Die Siegerehrung fand dann am Samstagabend am Spielort statt. Die Gemäuer mit den vielen kleinen Nischen und den großen Bögen eigneten sich nicht so gut um dem Geschehen auf der Bühne zu folgen – da halfen auch die aufgestellten Fernseher nur wenig. Mit einem großen Buffet, Band und Feuershow endete der erste Meisterschaftsgipfel der Neuzeit; nächstes Jahr soll er wieder in Magdeburg stattfinden.
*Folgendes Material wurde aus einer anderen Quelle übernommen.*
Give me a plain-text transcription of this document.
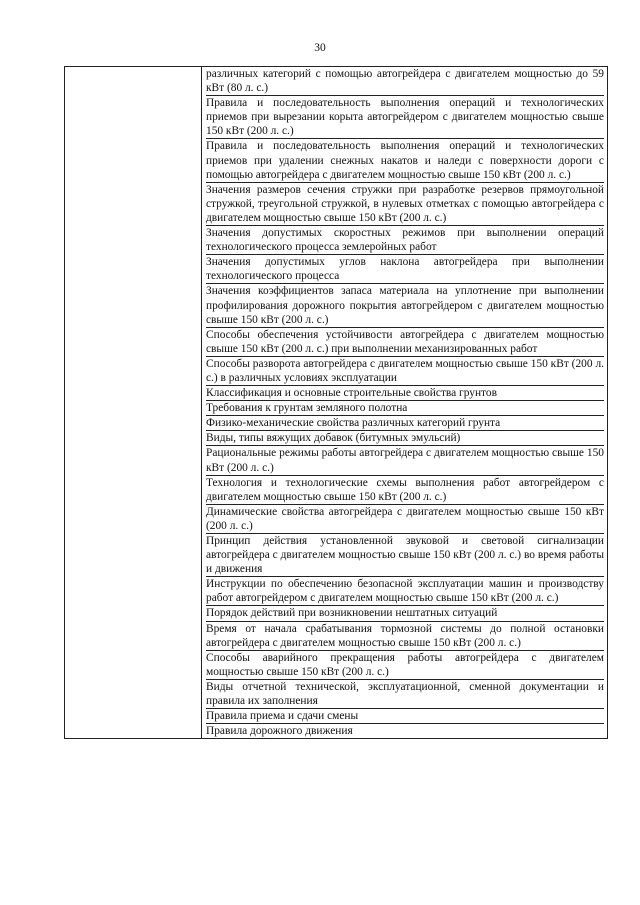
30

различных категорий с помощью автогрейдера с двигателем мощностью до 59 кВт (80 л. с.)
Правила и последовательность выполнения операций и технологических приемов при вырезании корыта автогрейдером с двигателем мощностью свыше 150 кВт (200 л. с.)
Правила и последовательность выполнения операций и технологических приемов при удалении снежных накатов и наледи с поверхности дороги с помощью автогрейдера с двигателем мощностью свыше 150 кВт (200 л. с.)
Значения размеров сечения стружки при разработке резервов прямоугольной стружкой, треугольной стружкой, в нулевых отметках с помощью автогрейдера с двигателем мощностью свыше 150 кВт (200 л. с.)
Значения допустимых скоростных режимов при выполнении операций технологического процесса землеройных работ
Значения допустимых углов наклона автогрейдера при выполнении технологического процесса
Значения коэффициентов запаса материала на уплотнение при выполнении профилирования дорожного покрытия автогрейдером с двигателем мощностью свыше 150 кВт (200 л. с.)
Способы обеспечения устойчивости автогрейдера с двигателем мощностью свыше 150 кВт (200 л. с.) при выполнении механизированных работ
Способы разворота автогрейдера с двигателем мощностью свыше 150 кВт (200 л. с.) в различных условиях эксплуатации
Классификация и основные строительные свойства грунтов
Требования к грунтам земляного полотна
Физико-механические свойства различных категорий грунта
Виды, типы вяжущих добавок (битумных эмульсий)
Рациональные режимы работы автогрейдера с двигателем мощностью свыше 150 кВт (200 л. с.)
Технология и технологические схемы выполнения работ автогрейдером с двигателем мощностью свыше 150 кВт (200 л. с.)
Динамические свойства автогрейдера с двигателем мощностью свыше 150 кВт (200 л. с.)
Принцип действия установленной звуковой и световой сигнализации автогрейдера с двигателем мощностью свыше 150 кВт (200 л. с.) во время работы и движения
Инструкции по обеспечению безопасной эксплуатации машин и производству работ автогрейдером с двигателем мощностью свыше 150 кВт (200 л. с.)
Порядок действий при возникновении нештатных ситуаций
Время от начала срабатывания тормозной системы до полной остановки автогрейдера с двигателем мощностью свыше 150 кВт (200 л. с.)
Способы аварийного прекращения работы автогрейдера с двигателем мощностью свыше 150 кВт (200 л. с.)
Виды отчетной технической, эксплуатационной, сменной документации и правила их заполнения
Правила приема и сдачи смены
Правила дорожного движения
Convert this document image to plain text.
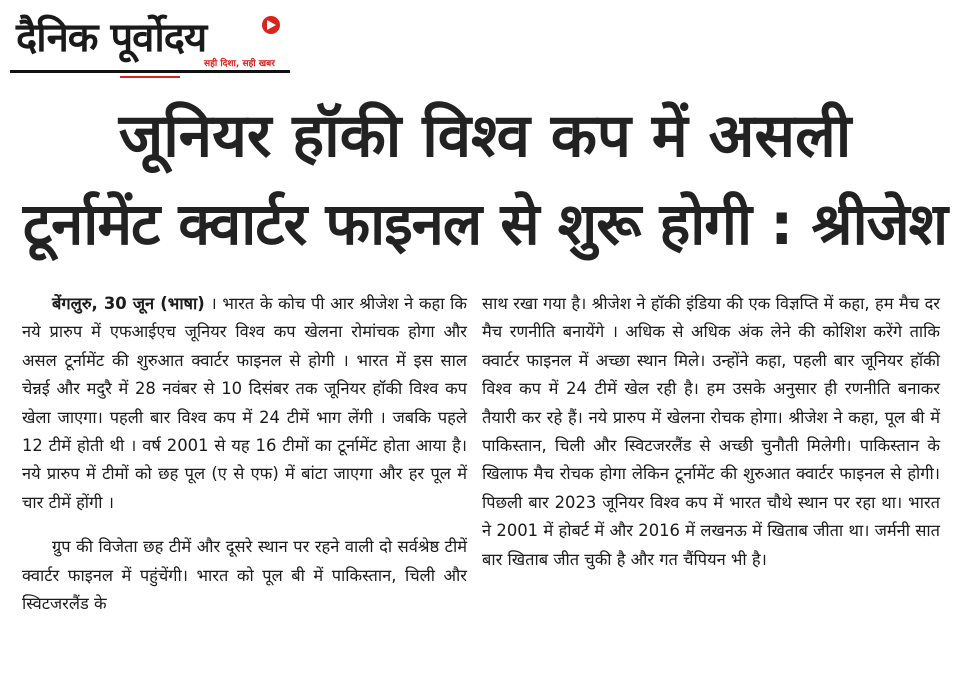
दैनिक पूर्वोदय
सही दिशा, सही खबर
जूनियर हॉकी विश्व कप में असली
टूर्नामेंट क्वार्टर फाइनल से शुरू होगी : श्रीजेश

बेंगलुरु, 30 जून (भाषा) । भारत के कोच पी आर श्रीजेश ने कहा कि नये प्रारुप में एफआईएच जूनियर विश्व कप खेलना रोमांचक होगा और असल टूर्नामेंट की शुरुआत क्वार्टर फाइनल से होगी । भारत में इस साल चेन्नई और मदुरै में 28 नवंबर से 10 दिसंबर तक जूनियर हॉकी विश्व कप खेला जाएगा। पहली बार विश्व कप में 24 टीमें भाग लेंगी । जबकि पहले 12 टीमें होती थी । वर्ष 2001 से यह 16 टीमों का टूर्नामेंट होता आया है। नये प्रारुप में टीमों को छह पूल (ए से एफ) में बांटा जाएगा और हर पूल में चार टीमें होंगी ।

ग्रुप की विजेता छह टीमें और दूसरे स्थान पर रहने वाली दो सर्वश्रेष्ठ टीमें क्वार्टर फाइनल में पहुंचेंगी। भारत को पूल बी में पाकिस्तान, चिली और स्विटजरलैंड के

साथ रखा गया है। श्रीजेश ने हॉकी इंडिया की एक विज्ञप्ति में कहा, हम मैच दर मैच रणनीति बनायेंगे । अधिक से अधिक अंक लेने की कोशिश करेंगे ताकि क्वार्टर फाइनल में अच्छा स्थान मिले। उन्होंने कहा, पहली बार जूनियर हॉकी विश्व कप में 24 टीमें खेल रही है। हम उसके अनुसार ही रणनीति बनाकर तैयारी कर रहे हैं। नये प्रारुप में खेलना रोचक होगा। श्रीजेश ने कहा, पूल बी में पाकिस्तान, चिली और स्विटजरलैंड से अच्छी चुनौती मिलेगी। पाकिस्तान के खिलाफ मैच रोचक होगा लेकिन टूर्नामेंट की शुरुआत क्वार्टर फाइनल से होगी। पिछली बार 2023 जूनियर विश्व कप में भारत चौथे स्थान पर रहा था। भारत ने 2001 में होबर्ट में और 2016 में लखनऊ में खिताब जीता था। जर्मनी सात बार खिताब जीत चुकी है और गत चैंपियन भी है।
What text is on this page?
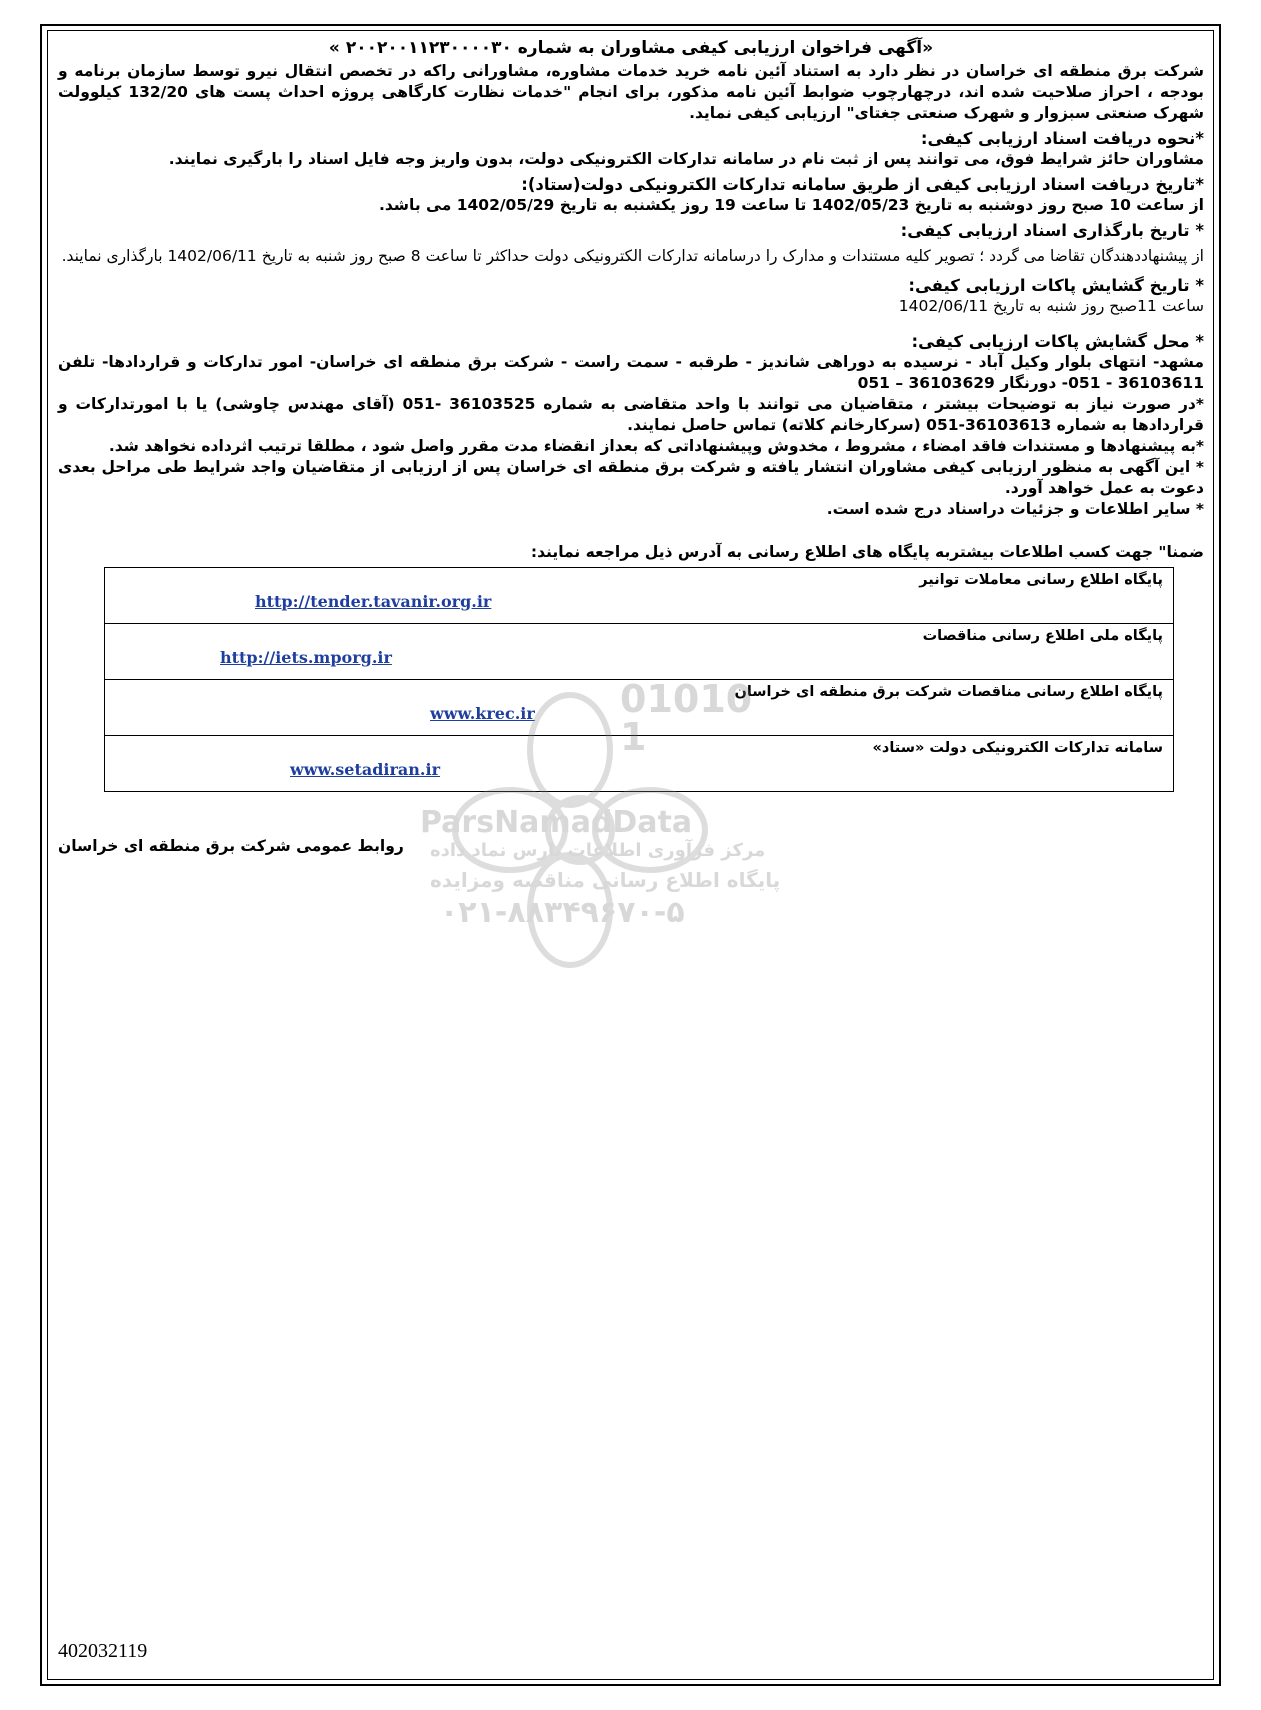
«آگهی فراخوان ارزیابی کیفی مشاوران به شماره ۲۰۰۲۰۰۱۱۲۳۰۰۰۰۳۰ »

شرکت برق منطقه ای خراسان در نظر دارد به استناد آئین نامه خرید خدمات مشاوره، مشاورانی راکه در تخصص انتقال نیرو توسط سازمان برنامه و بودجه ، احراز صلاحیت شده اند، درچهارچوب ضوابط آئین نامه مذکور، برای انجام "خدمات نظارت کارگاهی پروژه احداث پست های 132/20 کیلوولت شهرک صنعتی سبزوار و شهرک صنعتی جغتای" ارزیابی کیفی نماید.

*نحوه دریافت اسناد ارزیابی کیفی:

مشاوران حائز شرایط فوق، می توانند پس از ثبت نام در سامانه تدارکات الکترونیکی دولت، بدون واریز وجه فایل اسناد را بارگیری نمایند.

*تاریخ دریافت اسناد ارزیابی کیفی از طریق سامانه تدارکات الکترونیکی دولت(ستاد):

از ساعت 10 صبح روز دوشنبه به تاریخ 1402/05/23 تا ساعت 19 روز یکشنبه به تاریخ 1402/05/29 می باشد.

* تاریخ بارگذاری اسناد ارزیابی کیفی:

از پیشنهاددهندگان تقاضا می گردد ؛ تصویر کلیه مستندات و مدارک را درسامانه تدارکات الکترونیکی دولت حداکثر تا ساعت 8 صبح روز شنبه به تاریخ 1402/06/11 بارگذاری نمایند.

* تاریخ گشایش پاکات ارزیابی کیفی:

ساعت 11صبح روز شنبه به تاریخ 1402/06/11

* محل گشایش پاکات ارزیابی کیفی:

مشهد- انتهای بلوار وکیل آباد - نرسیده به دوراهی شاندیز - طرقبه - سمت راست - شرکت برق منطقه ای خراسان- امور تدارکات و قراردادها- تلفن 36103611 - 051- دورنگار 36103629 – 051

*در صورت نیاز به توضیحات بیشتر ، متقاضیان می توانند با واحد متقاضی به شماره 36103525 -051 (آقای مهندس چاوشی) یا با امورتدارکات و قراردادها به شماره 36103613-051 (سرکارخانم کلاته) تماس حاصل نمایند.

*به پیشنهادها و مستندات فاقد امضاء ، مشروط ، مخدوش وپیشنهاداتی که بعداز انقضاء مدت مقرر واصل شود ، مطلقا ترتیب اثرداده نخواهد شد.

* این آگهی به منظور ارزیابی کیفی مشاوران انتشار یافته و شرکت برق منطقه ای خراسان پس از ارزیابی از متقاضیان واجد شرایط طی مراحل بعدی دعوت به عمل خواهد آورد.

* سایر اطلاعات و جزئیات دراسناد درج شده است.

ضمنا" جهت کسب اطلاعات بیشتربه پایگاه های اطلاع رسانی به آدرس ذیل مراجعه نمایند:

پایگاه اطلاع رسانی معاملات توانیر
http://tender.tavanir.org.ir

پایگاه ملی اطلاع رسانی مناقصات
http://iets.mporg.ir

پایگاه اطلاع رسانی مناقصات شرکت برق منطقه ای خراسان
www.krec.ir

سامانه تدارکات الکترونیکی دولت «ستاد»
www.setadiran.ir
روابط عمومی شرکت برق منطقه ای خراسان
010101
ParsNamadData
مرکز فرآوری اطلاعات پارس نماد داده
پایگاه اطلاع رسانی مناقصه ومزایده
۰۲۱-۸۸۳۴۹۶۷۰-۵
402032119
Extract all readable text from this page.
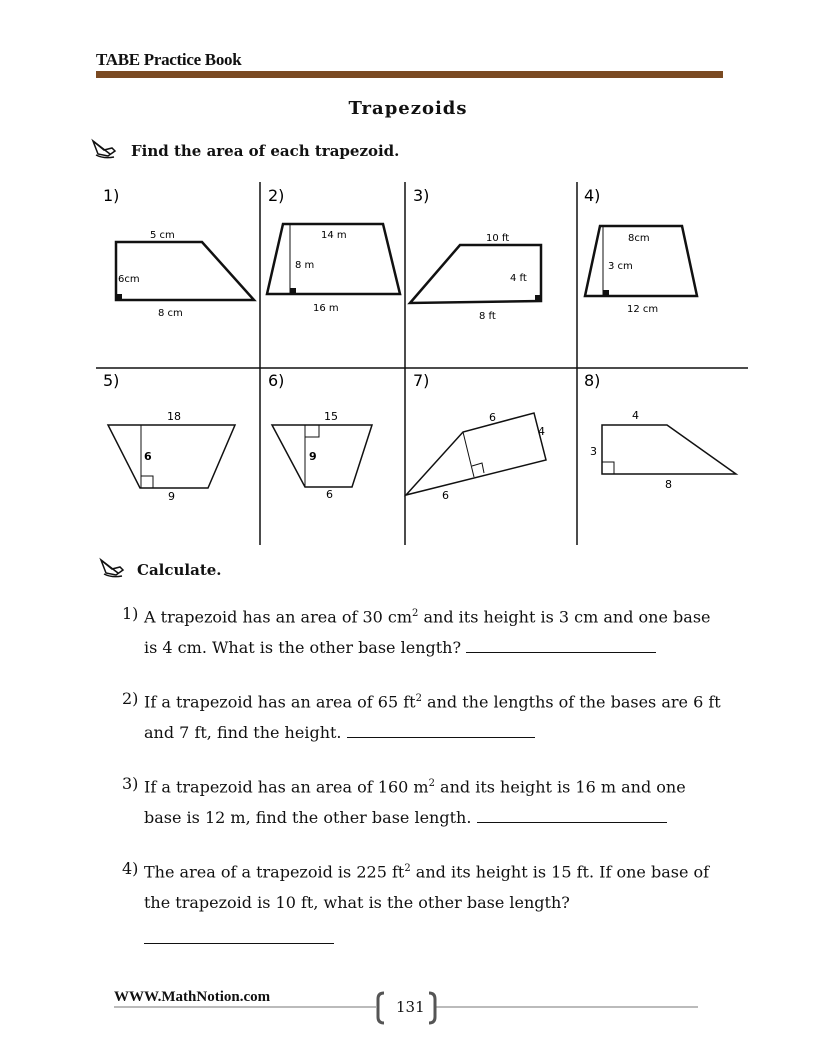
TABE Practice Book
Trapezoids
Find the area of each trapezoid.
1)
5 cm
6cm
8 cm
2)
14 m
8 m
16 m
3)
10 ft
4 ft
8 ft
4)
8cm
3 cm
12 cm
5)
18
6
9
6)
15
9
6
7)
6
4
6
8)
4
3
8
Calculate.
1) A trapezoid has an area of 30 $cm^2$ and its height is 3 cm and one base
is 4 cm. What is the other base length?
2) If a trapezoid has an area of 65 $ft^2$ and the lengths of the bases are 6 ft
and 7 ft, find the height.
3) If a trapezoid has an area of 160 $m^2$ and its height is 16 m and one
base is 12 m, find the other base length.
4) The area of a trapezoid is 225 $ft^2$ and its height is 15 ft. If one base of
the trapezoid is 10 ft, what is the other base length?
WWW.MathNotion.com
131
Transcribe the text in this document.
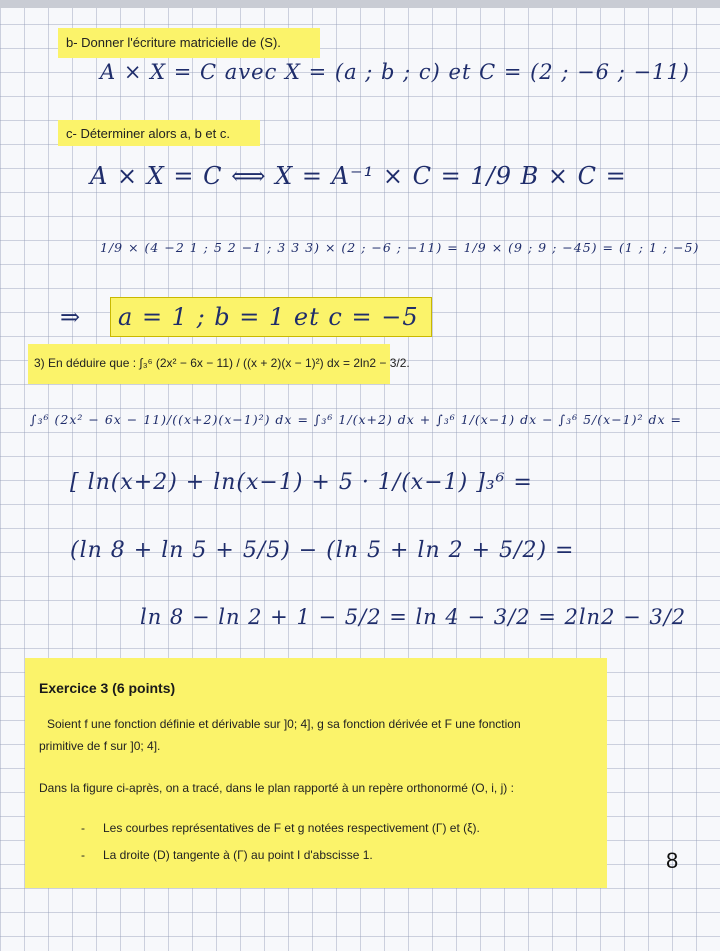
b- Donner l'écriture matricielle de (S).
A × X = C avec X = (a ; b ; c) et C = (2 ; −6 ; −11)
c- Déterminer alors a, b et c.
A × X = C ⟺ X = A⁻¹ × C = 1/9 B × C =
1/9 × (4 −2 1 ; 5 2 −1 ; 3 3 3) × (2 ; −6 ; −11) = 1/9 × (9 ; 9 ; −45) = (1 ; 1 ; −5)
⇒ a = 1 ; b = 1 et c = −5
3) En déduire que : ∫₃⁶ (2x² − 6x − 11) / ((x + 2)(x − 1)²) dx = 2ln2 − 3/2.
∫₃⁶ (2x² − 6x − 11)/((x+2)(x−1)²) dx = ∫₃⁶ 1/(x+2) dx + ∫₃⁶ 1/(x−1) dx − ∫₃⁶ 5/(x−1)² dx =
[ ln(x+2) + ln(x−1) + 5 · 1/(x−1) ]₃⁶ =
(ln 8 + ln 5 + 5/5) − (ln 5 + ln 2 + 5/2) =
ln 8 − ln 2 + 1 − 5/2 = ln 4 − 3/2 = 2ln2 − 3/2
Exercice 3 (6 points)
Soient f une fonction définie et dérivable sur ]0; 4], g sa fonction dérivée et F une fonction
primitive de f sur ]0; 4].
Dans la figure ci-après, on a tracé, dans le plan rapporté à un repère orthonormé (O, i, j) :
- Les courbes représentatives de F et g notées respectivement (Γ) et (ξ).
- La droite (D) tangente à (Γ) au point I d'abscisse 1.	8
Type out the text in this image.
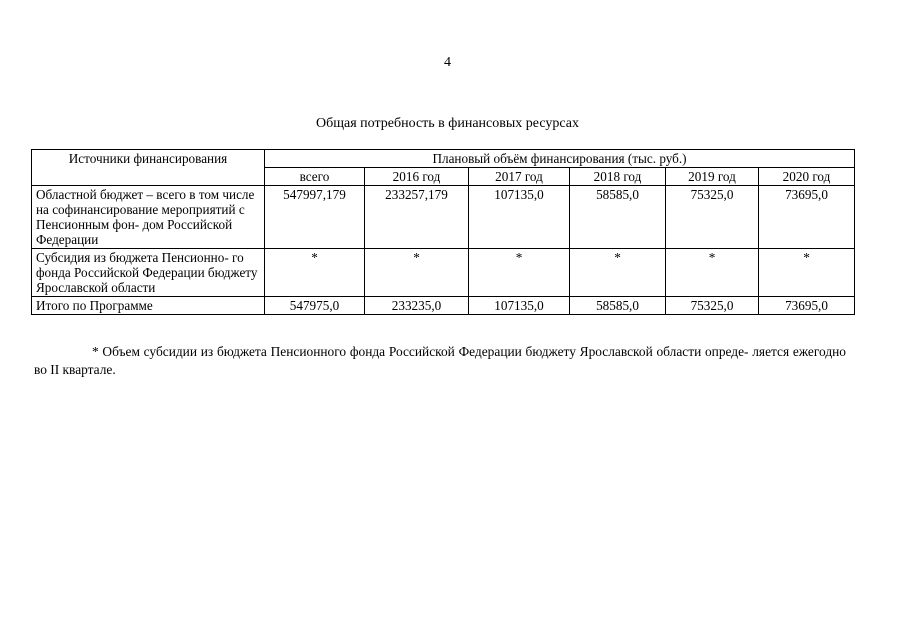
4
Общая потребность в финансовых ресурсах
Источники финансирования	Плановый объём финансирования (тыс. руб.)					
	всего	2016 год	2017 год	2018 год	2019 год	2020 год
Областной бюджет – всего в том числе на софинансирование мероприятий с Пенсионным фон- дом Российской Федерации	547997,179	233257,179	107135,0	58585,0	75325,0	73695,0
Субсидия из бюджета Пенсионно- го фонда Российской Федерации бюджету Ярославской области	*	*	*	*	*	*
Итого по Программе	547975,0	233235,0	107135,0	58585,0	75325,0	73695,0
* Объем субсидии из бюджета Пенсионного фонда Российской Федерации бюджету Ярославской области опреде- ляется ежегодно во II квартале.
Vielleicht qualifizieren sich ja dann noch mehr WeDa-Spieler für das Finale! Schön war‘s auf jeden Fall!
PS.: Die Berliner Vertreter räumten wirklich viele Preise ab! Zwar schaffte es keiner nach ganz oben, doch drei Frauen-Titel wurden an Berliner Spielerinnen verliehen. Dazu kamen noch neun weitere Plätze unter den besten sieben in den jeweiligen DSAM-Turnieren – entsprechend ausgelassen war die Stimmung unter den Berlinern.